Earlier this year, EPRI released the TSO-DSO Coordination Functions for DER report, resulting from the working group’s years of effort. The report is a comprehensive menu of information, controls, and monitoring interactions and functions that can be assembled to create a coordination framework suited to an individual region’s rules and market conditions.

Besides developing a resource that acknowledges regional differences, the report recognizes that each entity involved with coordination has its own unique roles. “With this broad list of functions, one can build a framework considering each stakeholder’s unique roles and responsibilities under a particular jurisdiction. That’s the most important takeaway of this work,” Renjit said. “The regulatory framework in every state is going to define what the framework can and cannot include.”

The functions developed are also grouped based on the timeframe when they are likely to be relevant. For instance, some functions may be important in the context of a day-ahead or real-time market, while others are critical after a service has been provided to the bulk market for settlement.

The working group also addressed how ISOs/RTOs, DSOs, and DER aggregators actually apply the functions to develop the foundational technologies for coordination. “By specifying the roles and functions of a DSO or a bulk market operator or an aggregator, the work provides them the guidebook to specify requirements and design the planning and operational tools to make it work,” Renjit said.

Connected City and DERs coordination

The Road Ahead

A significant amount of work still needs to be completed to improve TSO-DSO coordination. For instance, DSOs need new capabilities, such as DER management systems (DERMS) and upgraded back office systems, to ensure reliable system operation when DERs are enabled to provide grid services. Utilities should also update their DER interconnection practices to determine the impacts of DERs providing grid services to the bulk system operator. Rules need to be in place to manage DERs equitably when they violate the operational limits of the distribution system and also to value the services they provide.

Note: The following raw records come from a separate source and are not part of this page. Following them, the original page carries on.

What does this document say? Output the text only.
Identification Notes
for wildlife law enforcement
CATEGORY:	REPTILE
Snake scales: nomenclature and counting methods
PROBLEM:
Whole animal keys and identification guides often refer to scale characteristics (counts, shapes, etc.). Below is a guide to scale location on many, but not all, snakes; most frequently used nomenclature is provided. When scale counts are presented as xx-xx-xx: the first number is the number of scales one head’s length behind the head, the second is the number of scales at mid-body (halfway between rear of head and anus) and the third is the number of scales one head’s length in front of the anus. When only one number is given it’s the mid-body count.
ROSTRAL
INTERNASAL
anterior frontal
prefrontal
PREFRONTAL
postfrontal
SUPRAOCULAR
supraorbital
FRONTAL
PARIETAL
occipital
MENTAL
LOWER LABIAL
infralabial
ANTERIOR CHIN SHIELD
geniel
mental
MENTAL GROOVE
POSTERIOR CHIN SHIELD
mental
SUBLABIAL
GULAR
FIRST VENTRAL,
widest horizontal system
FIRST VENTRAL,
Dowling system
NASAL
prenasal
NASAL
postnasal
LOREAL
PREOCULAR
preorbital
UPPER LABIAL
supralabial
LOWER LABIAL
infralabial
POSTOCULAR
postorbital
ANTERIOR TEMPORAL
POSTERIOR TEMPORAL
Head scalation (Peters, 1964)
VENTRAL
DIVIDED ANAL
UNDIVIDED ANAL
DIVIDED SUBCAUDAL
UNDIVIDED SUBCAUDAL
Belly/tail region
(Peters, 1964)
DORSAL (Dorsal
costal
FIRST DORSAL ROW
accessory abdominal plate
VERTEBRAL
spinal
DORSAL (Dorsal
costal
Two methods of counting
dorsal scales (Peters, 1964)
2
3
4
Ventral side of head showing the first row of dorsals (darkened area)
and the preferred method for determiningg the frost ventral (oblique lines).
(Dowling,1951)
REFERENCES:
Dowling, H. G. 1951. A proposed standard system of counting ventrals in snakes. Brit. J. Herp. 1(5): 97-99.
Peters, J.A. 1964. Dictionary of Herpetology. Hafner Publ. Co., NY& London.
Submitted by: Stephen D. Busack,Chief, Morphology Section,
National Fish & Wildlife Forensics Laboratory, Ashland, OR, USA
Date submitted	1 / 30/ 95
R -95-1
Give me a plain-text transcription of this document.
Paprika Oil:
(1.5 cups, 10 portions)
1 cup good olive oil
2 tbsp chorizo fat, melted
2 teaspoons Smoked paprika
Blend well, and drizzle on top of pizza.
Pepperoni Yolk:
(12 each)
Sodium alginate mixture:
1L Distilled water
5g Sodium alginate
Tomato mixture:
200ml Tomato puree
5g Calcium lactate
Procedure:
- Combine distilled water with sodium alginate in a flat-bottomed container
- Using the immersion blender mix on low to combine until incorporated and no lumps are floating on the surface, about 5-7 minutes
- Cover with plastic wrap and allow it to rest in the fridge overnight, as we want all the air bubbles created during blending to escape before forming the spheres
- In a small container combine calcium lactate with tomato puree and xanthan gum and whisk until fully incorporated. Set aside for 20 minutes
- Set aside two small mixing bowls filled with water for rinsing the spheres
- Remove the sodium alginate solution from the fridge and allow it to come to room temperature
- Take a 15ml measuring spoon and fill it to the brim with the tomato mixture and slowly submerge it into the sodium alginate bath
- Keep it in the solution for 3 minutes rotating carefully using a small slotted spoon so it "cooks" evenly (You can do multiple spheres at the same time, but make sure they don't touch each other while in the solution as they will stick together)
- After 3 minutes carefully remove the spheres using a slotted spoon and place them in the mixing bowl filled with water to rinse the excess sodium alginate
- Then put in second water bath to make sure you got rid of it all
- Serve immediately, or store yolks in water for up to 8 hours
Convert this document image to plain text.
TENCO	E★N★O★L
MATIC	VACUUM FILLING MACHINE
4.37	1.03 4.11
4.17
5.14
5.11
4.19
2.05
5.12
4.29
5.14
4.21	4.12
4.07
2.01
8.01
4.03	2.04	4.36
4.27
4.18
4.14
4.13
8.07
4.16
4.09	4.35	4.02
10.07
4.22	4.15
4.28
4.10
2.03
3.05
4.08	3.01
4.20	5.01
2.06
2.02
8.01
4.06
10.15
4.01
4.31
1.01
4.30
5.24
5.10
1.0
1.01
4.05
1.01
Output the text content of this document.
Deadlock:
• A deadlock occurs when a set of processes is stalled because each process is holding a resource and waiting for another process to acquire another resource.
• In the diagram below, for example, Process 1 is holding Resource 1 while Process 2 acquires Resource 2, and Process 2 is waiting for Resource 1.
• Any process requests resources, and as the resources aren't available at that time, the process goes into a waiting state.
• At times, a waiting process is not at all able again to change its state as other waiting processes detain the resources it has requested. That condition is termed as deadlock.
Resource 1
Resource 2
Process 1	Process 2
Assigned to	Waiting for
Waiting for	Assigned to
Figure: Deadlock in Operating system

As ISOs and DSOs prepare to implement the requirements in FERC Order 2222, a major question of what constitutes a successful coordination framework still exists. EPRI’s ongoing work will provide guidance for selecting and developing these new frameworks by determining the benefits and limitations of various options. This includes asking questions about the cost and complexity of a DERMS or distribution management system, fully grasping how complex and frequent communication between aggregators and ISOs and DSOs needs to be, and determining how much connectivity is required to enable each framework.

Over the next year, EPRI will update its bulk market and DSO operational modules to integrate and manage DER aggregations. “We are going to upgrade our existing ISO and DSO tools to include DER management capability,” Renjit said. “This helps us study the benefits and limitations of different TSO-DSO coordination frameworks when DERs provide grid services. By the end of next year, we will have some interesting resources to share.”